Since the question is for dh/dt when h=4ft at the 9-ft deep end, then the volume of a trapezoidal prism won't work. Because at h=4ft, you only have a triangular prism for the volume of water in the tank.

So,

Draw the figure, a longitudinal section of the pool, such that the walls are vertical. It is a trapezoid, (trapezium).

Draw horizontal line passing through the 4-ft deep.

Draw another horizontal line lower than tha first line.

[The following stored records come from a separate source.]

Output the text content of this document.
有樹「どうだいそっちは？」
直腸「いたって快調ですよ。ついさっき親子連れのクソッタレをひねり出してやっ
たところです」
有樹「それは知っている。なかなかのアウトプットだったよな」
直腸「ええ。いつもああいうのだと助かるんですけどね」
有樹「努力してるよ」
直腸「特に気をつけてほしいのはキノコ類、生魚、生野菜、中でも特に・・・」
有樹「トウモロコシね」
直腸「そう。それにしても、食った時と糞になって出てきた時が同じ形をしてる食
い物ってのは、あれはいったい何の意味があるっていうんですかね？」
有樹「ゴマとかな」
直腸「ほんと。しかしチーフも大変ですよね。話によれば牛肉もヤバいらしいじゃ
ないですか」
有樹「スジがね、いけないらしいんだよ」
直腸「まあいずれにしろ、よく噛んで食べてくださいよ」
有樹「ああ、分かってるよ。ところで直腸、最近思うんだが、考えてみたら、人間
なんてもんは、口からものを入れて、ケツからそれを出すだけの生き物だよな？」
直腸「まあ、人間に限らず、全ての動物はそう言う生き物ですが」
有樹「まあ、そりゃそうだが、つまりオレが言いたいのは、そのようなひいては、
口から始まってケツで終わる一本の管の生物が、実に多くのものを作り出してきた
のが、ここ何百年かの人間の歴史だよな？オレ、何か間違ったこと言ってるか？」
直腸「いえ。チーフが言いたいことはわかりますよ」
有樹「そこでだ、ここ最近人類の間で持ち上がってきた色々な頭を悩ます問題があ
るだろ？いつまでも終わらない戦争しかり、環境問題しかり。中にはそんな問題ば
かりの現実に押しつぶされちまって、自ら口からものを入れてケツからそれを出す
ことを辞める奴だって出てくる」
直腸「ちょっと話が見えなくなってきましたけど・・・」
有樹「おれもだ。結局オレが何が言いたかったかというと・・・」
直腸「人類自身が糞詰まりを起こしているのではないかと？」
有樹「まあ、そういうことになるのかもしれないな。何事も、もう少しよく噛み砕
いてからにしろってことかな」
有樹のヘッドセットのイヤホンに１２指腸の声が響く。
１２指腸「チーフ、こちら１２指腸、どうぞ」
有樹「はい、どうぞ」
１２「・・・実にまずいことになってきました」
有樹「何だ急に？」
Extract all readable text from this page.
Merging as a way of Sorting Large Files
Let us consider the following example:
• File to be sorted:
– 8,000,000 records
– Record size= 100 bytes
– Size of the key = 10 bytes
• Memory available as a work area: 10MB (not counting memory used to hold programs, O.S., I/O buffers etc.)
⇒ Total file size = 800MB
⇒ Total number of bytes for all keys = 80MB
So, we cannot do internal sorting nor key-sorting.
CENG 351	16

Two similar right triangles are formed.

One has:

----vertical leg = (9-4) = 5ft

----horizontal leg = 40ft

----hypotenuse---unknown.

The smaller one has:

---vertical leg = h

---horizontal leg = x

---hypotenuse----unknown too.

By proportion,

5/40 = h/x

Cross multiply,

5x = 40h

x = 40h/5 = 8h

So, volume of water in the pool when depth at deep end is h ft,

V = (1/2)(h)(x) *(20)

V = 10h(8h)

V = 80h^2

dV/dt = 80(2h *dh/dt)

dV/dt = 160h (dh/dt)

When h=4, and dV/dt is always 10 cuft/min,

10 = 160(4)(dh/dt)

1 = 64(dh/dt)

dh/dt = 1/64

Therefore, at that instant, the water is rising at the rate of 1/64 ft/min. ----answer.